Те мои первые каникулы, когда мне было двадцать три года, заложили фундамент пожизненной привязанности — плодом которой, запоздалым, являются эти «Солилоквии» — как к Оксфорду, так и к Кембриджу: не столько к ученому сообществу этих мест, сколько к их живописным аспектам и к возможности наслаждаться там в уединении интенсивным общением с прошлым и с прекрасным; а также интенсивным общением с юностью, для которой более зрелые годы сами по себе не являются препятствием, если душа остается свободной. Мне никогда не нравился вкус академической соломы; но даже в университетах есть полные зерна и семена новизны, которые бойкие молодые умы, щебечущие в тех тенях, подбирают, как голодные воробьи, но без безоговорочной серьезности; а безоговорочная серьезность всегда неуместна в человеческих делах. Пусть неосторожный читатель не сочтет меня легкомысленным за эти слова; это Платон в своей торжественной старости сказал это. Он добавил, что наше постыдное положение заставляет нас, тем не менее, быть часто ужасно серьезными.
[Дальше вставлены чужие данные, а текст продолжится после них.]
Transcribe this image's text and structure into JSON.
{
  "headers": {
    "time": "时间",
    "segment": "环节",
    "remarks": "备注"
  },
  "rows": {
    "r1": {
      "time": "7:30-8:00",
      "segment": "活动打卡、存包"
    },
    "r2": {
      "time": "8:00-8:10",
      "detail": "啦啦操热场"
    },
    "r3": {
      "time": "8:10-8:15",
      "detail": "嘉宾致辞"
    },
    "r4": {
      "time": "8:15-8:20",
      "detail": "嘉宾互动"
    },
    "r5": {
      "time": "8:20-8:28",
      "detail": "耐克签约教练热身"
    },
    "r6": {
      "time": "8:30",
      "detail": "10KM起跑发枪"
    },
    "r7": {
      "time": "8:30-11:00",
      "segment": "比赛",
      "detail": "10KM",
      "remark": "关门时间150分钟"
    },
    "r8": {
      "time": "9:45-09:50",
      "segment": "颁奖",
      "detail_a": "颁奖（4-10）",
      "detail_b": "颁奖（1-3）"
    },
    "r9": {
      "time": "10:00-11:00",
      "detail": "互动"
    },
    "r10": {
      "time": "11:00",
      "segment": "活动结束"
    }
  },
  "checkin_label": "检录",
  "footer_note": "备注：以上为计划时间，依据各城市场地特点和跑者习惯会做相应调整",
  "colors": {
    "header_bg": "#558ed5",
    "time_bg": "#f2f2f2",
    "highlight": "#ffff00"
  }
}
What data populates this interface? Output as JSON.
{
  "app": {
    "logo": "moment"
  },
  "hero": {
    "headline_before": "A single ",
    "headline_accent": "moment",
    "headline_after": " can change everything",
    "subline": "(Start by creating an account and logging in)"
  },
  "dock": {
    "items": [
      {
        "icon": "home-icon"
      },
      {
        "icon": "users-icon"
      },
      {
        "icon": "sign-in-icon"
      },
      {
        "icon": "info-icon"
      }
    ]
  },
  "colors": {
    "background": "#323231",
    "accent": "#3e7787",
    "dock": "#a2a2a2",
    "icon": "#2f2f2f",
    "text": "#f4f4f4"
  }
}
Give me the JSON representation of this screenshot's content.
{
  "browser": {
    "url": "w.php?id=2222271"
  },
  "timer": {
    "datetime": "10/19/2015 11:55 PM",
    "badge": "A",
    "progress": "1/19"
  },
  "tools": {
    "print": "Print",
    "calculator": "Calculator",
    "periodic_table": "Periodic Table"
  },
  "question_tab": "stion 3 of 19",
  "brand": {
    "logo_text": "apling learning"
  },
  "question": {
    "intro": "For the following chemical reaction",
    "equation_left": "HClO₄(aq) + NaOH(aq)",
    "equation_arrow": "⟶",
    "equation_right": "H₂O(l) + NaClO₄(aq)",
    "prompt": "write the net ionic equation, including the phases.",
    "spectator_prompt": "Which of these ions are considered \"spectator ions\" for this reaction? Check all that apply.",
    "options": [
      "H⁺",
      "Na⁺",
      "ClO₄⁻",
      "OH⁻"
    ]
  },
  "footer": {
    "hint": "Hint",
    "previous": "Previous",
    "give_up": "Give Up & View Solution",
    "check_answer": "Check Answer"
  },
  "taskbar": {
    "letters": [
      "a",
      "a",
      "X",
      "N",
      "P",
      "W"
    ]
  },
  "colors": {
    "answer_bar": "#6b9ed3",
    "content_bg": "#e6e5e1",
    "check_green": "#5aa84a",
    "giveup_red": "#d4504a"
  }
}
Сколь бы распутным и преходящим ни было наше существование, и сколь бы комичным оно ни должно казаться в глазах счастливых богов, оно — все во всем для нашей смертной природы; и пока интеллектуально мы можем судить о себе отчасти так, как могли бы судить о нас боги, и можем вверять наши жизни хранению вечности, наши бедные животные души неразрывно пойманы в сети времени, которое пожирает нас и все наши владения. Художник, играющий фарс для других, страдает трагедией внутри себя. Когда он стремится сбросить как можно больше иллюзий земной страсти и смотреть на вещи радостно и бескорыстно, ясными глазами юности, это не потому, что он не чувствует тяжести страдания, а именно потому, что он чувствует ее тяжесть в полной мере и знает, насколько она окончательна. Чтобы не показаться бесчеловечным из-за того, что я насвистывал солилоквии, пока Рим горел, я перепишу здесь несколько отчаянных стихов, исторгнутых из меня событиями тех же лет. Я едва ли поэт в магическом смысле этого слова, но когда мысли инстинктивно приняли метрическую форму, почему им должно быть запрещено носить ее? Я не прошу читателя восхищаться этими сонетами, но прошу поверить им.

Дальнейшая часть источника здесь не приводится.